Lançado no início de agosto, o novo romance da paulistana Timerman já vendeu seis mil exemplares. O lançamento presencial em Belo Horizonte será na próxima quinta-feira, 14 de setembro, às 19h, na Livraria da Rua (Rua Antônio de Albuquerque, 913). A rodada de autógrafos vai ser precedida de um bate-papo entre a autora e o escritor, ensaísta e tradutor Jacques Fux, autor de “Herança” (Maralto), entre outras temáticas que abordam a ancestralidade.
 
Leia, a seguir, a entrevista de Natalia Timerman ao Pensar do Estado de Minas.
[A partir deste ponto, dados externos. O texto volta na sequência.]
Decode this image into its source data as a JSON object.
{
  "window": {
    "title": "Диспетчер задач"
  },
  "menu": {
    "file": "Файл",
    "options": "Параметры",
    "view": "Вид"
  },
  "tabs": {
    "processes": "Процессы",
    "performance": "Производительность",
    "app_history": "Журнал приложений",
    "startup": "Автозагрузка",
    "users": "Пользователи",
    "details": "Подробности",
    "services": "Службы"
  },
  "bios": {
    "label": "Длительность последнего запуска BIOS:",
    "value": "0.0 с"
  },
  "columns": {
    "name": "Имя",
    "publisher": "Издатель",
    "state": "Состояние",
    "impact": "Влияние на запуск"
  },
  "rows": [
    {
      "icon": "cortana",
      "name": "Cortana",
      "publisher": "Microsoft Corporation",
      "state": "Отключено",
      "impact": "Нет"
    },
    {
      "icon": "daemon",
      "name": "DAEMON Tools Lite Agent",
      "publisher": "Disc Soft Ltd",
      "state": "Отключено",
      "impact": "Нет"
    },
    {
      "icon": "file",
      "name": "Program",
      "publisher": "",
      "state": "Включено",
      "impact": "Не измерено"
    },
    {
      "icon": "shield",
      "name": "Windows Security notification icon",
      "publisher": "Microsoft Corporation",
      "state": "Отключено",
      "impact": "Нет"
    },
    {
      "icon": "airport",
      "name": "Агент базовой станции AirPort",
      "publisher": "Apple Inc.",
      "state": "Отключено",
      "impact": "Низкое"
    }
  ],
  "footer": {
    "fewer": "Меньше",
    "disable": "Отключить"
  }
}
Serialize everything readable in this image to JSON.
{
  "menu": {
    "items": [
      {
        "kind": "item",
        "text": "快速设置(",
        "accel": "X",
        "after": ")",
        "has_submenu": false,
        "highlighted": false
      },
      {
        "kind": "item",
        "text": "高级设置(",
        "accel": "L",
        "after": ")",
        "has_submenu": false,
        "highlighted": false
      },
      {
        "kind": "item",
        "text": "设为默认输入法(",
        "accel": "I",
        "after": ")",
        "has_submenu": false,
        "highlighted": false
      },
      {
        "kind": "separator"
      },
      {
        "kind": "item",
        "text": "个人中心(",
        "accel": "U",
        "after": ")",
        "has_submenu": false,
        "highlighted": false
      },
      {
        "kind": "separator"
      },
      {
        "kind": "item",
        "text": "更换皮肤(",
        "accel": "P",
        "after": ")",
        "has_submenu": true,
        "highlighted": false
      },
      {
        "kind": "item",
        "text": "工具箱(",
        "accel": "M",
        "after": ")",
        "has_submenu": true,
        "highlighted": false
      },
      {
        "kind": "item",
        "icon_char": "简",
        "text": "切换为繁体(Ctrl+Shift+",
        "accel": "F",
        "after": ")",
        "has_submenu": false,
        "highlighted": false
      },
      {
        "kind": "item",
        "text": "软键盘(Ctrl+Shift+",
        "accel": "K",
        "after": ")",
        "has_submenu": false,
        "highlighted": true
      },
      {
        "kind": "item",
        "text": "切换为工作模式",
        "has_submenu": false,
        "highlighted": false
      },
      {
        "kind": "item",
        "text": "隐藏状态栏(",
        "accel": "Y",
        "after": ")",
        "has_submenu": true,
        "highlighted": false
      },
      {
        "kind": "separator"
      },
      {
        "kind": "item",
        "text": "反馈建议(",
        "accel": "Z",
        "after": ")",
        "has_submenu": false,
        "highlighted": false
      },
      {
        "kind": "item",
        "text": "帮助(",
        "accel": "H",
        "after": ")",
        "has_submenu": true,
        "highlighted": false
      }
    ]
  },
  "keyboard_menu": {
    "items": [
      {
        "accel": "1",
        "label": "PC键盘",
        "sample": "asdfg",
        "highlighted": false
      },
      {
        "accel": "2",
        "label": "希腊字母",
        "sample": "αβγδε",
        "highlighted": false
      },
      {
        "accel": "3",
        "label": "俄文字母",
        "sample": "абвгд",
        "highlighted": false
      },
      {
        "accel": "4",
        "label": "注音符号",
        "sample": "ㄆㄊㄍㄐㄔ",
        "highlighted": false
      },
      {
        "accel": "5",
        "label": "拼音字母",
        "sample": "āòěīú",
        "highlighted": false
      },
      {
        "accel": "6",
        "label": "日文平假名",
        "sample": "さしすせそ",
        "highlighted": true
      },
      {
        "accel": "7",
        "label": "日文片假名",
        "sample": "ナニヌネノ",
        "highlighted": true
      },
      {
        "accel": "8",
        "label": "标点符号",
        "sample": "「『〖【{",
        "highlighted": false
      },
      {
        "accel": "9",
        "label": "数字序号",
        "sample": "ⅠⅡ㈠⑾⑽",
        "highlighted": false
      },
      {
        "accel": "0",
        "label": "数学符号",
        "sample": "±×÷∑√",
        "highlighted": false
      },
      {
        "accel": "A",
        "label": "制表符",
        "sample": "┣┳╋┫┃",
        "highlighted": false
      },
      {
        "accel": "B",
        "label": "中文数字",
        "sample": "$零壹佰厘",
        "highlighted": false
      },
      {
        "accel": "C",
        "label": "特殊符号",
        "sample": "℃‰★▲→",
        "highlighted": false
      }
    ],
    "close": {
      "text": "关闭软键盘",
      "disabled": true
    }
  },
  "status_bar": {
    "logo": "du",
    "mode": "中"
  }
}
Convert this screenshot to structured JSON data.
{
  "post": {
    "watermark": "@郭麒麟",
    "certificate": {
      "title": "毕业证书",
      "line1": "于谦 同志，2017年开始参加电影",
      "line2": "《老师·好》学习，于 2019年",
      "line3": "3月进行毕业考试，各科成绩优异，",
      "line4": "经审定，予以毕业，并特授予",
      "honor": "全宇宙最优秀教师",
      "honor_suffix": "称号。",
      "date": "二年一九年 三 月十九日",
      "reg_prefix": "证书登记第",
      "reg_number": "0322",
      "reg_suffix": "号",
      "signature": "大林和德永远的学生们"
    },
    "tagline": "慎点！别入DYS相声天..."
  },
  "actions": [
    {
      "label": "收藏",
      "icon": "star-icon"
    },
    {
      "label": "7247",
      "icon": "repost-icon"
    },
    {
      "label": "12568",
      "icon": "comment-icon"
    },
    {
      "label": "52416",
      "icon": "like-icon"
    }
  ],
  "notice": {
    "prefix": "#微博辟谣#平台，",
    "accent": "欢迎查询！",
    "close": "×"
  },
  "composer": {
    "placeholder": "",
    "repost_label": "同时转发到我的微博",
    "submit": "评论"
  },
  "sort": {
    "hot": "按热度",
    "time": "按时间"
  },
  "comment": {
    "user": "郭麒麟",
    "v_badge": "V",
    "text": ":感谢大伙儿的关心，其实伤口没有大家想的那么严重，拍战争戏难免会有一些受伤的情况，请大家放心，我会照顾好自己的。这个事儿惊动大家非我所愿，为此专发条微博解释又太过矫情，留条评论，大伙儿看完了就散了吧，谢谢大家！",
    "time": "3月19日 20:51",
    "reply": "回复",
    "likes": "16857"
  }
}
Como foi transformar o luto em letras? Em que momento surgiu a ideia do livro?
 
A ideia do livro surgiu enquanto eu tomava banho, que é um momento, pra mim, em que as ideias fluem. E me veio o ímpeto de ligar para o médico de cuidados paliativos do meu pai (que morreu em 2019), com quem eu falava com muita frequência naqueles últimos tempos.
 
Eu pensei: que sentimento estranho, o paciente não existe mais. Então percebi que aí havia a semente de uma história. E justamente o segundo parágrafo do livro já descreve essa vontade de falar com o médico de cuidados paliativos do meu pai. Não havia mais nada a fazer depois da morte dele, mas o que eu poderia fazer era escrever.
 
 
É assim que eu lido com as coisas que acontecem comigo. Eu não escrevo para elaborar, não há uma intenção terapêutica para a minha escrita, escrevi porque precisava escrever. E a partir dessa porta de entrada, esse encontro hipotético com o médico, eu organizei toda a estrutura de uma história que na maior parte havia acontecido comigo. Mas como eu ia colocar isso dentro de um livro? Foi aí que entrou a parte ficcional, para sustentar a verdade da história que eu tinha vivido.

Embora para você a escrita não tenha esse propósito de elaboração, a literatura ajuda a elaborar a morte?
 
Durante os últimos dias de vida do meu pai e até depois, escrevendo o livro, eu li muito, e não foi teoria, era literatura. No hospital, então, só conseguia ler “Morreste-me”, do José Luís Peixoto.
 
Depois li alguns livros que falavam de luto, ao mesmo tempo em que era uma pesquisa para o meu livro, estava também cuidando do meu luto, lendo sobre pessoas que passaram por experiências de dor, de perda. Na verdade, eu me dizia: “é uma pesquisa para o livro”. Mas é também um jeito de elaborar, era só o que eu conseguia ler na época.
 
 
E por mais que a minha intenção não fosse essa, com certeza o livro causou o efeito inadvertido de uma elaboração, organização, dessa experiência do luto. O luto não é linear, não segue um roteiro, não segue um script, ele vai e volta. Tem momentos e, que acredito que estou melhor, e de repente, a dor vem de novo.
 
A escrita é parte disso também, ainda que a própria escrita tenha mexido, tenha revolvido essa dor, pois enquanto escrevia o livro, voltei a sonhar que o meu pai morria. 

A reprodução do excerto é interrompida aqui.